A exposição aos elementos levara o Hupmobile à beira da ruína, com o apodrecimento das madeiras, borrachas e de todo o material que compunha o interior. Francisco Borba descreveu-me sucintamente o estado do Modelo S, à data, como parecendo “um galinheiro”. No entanto e apesar da dura realidade, o apelo emocional do automóvel do avô/bisavô foi demasiado forte para ignorar por parte dos Borba e, tendo sido negociada a compra, o Hupmobile regressou a casa.
Após uma primeira limpeza urgente, procedeu-se ao inventário dos caixotes de peças que acompanharam o automóvel; surpreendentemente, todos os elementos se encontravam presentes, desde os faróis aos puxadores das portas.
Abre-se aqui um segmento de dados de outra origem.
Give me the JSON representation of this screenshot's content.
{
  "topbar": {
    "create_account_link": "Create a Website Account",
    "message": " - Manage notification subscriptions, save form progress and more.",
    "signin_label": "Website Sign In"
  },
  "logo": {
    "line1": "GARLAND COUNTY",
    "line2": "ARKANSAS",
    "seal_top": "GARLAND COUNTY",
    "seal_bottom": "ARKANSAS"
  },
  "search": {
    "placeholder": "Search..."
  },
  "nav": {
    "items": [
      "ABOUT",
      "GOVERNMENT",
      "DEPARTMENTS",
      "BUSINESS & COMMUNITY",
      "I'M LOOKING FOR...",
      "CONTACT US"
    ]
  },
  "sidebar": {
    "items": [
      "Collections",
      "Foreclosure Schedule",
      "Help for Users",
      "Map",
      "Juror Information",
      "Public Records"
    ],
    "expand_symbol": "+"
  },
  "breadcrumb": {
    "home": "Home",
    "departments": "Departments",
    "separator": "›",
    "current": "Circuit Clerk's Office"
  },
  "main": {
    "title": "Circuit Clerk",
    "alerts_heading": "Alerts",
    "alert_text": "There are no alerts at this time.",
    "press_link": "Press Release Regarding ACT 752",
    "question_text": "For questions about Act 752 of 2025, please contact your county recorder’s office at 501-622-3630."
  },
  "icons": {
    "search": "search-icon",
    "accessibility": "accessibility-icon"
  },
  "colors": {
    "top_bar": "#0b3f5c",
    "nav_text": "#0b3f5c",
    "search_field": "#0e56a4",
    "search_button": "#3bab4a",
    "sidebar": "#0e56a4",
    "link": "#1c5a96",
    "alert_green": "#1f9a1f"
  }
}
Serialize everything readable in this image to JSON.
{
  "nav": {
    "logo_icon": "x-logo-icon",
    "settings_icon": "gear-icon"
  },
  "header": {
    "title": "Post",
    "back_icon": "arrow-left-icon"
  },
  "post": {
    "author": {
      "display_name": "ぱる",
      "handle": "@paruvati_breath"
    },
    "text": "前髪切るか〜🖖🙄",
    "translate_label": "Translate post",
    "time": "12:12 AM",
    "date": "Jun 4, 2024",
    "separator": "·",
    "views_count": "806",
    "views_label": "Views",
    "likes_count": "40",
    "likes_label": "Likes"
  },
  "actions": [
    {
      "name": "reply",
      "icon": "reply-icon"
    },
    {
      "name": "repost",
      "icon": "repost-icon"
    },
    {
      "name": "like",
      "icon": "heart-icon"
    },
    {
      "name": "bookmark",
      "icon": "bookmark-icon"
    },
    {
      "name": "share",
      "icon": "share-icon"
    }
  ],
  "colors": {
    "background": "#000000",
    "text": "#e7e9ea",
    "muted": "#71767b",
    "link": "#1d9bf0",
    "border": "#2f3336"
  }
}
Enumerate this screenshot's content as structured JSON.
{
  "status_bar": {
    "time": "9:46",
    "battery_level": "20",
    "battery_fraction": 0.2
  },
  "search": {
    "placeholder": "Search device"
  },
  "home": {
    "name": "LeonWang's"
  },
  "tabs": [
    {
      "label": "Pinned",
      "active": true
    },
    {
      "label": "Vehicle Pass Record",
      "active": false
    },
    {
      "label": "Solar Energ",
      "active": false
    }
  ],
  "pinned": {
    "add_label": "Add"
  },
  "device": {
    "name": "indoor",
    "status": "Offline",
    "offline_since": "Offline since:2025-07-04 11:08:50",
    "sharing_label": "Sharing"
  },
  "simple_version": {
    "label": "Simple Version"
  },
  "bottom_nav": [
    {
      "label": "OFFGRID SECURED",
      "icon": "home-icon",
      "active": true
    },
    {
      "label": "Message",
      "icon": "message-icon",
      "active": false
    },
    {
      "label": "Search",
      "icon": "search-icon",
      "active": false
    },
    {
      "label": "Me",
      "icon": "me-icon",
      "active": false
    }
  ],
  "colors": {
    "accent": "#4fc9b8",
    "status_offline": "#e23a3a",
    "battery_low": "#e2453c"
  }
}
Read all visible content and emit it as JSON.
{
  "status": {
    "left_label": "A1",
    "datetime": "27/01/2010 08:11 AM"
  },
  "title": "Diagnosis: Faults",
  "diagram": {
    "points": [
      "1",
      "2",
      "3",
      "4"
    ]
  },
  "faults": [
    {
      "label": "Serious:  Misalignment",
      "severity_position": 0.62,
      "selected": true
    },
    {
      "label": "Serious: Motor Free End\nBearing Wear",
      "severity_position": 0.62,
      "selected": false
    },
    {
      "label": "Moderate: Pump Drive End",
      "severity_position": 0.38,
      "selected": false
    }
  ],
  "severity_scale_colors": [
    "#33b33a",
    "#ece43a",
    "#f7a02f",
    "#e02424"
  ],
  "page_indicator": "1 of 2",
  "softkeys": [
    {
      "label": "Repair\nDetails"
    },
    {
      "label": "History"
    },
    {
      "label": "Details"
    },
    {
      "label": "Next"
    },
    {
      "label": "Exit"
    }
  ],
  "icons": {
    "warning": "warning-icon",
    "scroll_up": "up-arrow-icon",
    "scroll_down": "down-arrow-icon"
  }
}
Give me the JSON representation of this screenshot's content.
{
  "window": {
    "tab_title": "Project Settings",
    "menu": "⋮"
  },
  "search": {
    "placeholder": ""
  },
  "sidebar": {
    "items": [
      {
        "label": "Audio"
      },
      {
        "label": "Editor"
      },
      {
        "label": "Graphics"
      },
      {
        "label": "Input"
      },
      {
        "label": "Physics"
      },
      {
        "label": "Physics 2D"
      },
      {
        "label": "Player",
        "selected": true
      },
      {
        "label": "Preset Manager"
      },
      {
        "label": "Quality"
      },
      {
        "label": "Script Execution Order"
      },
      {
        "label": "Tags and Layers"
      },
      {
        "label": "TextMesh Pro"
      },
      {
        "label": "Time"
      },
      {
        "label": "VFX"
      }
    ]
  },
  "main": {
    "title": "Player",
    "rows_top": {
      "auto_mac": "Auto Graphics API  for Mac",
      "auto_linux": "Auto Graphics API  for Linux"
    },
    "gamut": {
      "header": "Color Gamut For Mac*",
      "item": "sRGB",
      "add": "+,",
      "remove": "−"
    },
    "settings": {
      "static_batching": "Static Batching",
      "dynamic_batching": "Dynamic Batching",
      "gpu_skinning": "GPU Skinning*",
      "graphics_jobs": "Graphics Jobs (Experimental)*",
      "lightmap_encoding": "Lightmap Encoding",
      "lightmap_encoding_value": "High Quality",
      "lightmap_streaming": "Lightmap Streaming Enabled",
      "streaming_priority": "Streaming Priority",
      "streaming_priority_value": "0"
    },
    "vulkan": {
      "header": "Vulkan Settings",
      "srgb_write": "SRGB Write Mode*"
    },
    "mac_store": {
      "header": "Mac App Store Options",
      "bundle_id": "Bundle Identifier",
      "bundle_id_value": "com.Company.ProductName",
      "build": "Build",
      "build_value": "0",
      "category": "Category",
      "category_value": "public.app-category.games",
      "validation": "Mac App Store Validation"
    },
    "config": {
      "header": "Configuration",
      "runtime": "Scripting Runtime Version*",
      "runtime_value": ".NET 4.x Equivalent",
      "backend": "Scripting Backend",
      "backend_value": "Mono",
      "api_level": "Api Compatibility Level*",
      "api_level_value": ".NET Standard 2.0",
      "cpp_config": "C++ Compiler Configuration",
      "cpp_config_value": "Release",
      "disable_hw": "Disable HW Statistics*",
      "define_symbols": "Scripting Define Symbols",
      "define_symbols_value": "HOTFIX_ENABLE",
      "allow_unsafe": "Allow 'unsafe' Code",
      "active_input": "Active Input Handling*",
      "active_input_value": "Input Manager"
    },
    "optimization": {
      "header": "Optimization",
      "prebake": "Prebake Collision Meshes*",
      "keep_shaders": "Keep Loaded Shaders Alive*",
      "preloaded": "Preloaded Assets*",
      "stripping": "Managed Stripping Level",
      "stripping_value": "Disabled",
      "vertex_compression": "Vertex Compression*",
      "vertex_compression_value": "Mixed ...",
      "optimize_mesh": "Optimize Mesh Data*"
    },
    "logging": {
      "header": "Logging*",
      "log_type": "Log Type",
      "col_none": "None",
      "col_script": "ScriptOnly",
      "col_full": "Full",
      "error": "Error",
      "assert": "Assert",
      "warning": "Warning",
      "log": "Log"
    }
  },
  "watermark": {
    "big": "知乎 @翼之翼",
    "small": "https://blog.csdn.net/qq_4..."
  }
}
Também a condição da chapa se revelou uma agradável surpresa, tendo conseguido evadir-se à ferrugem séria, acumulando apenas a de superfície.
Correntemente, o Hupmobile Modelo S de 1930 aguarda o inevitavelmente dispendioso mas necessário processo de restauro. Francisco crê-o “sorridente por ter voltado casa” e “pacientemente (ou impacientemente, quem sabe)” a aguardar a escrita de uma nova página da sua história.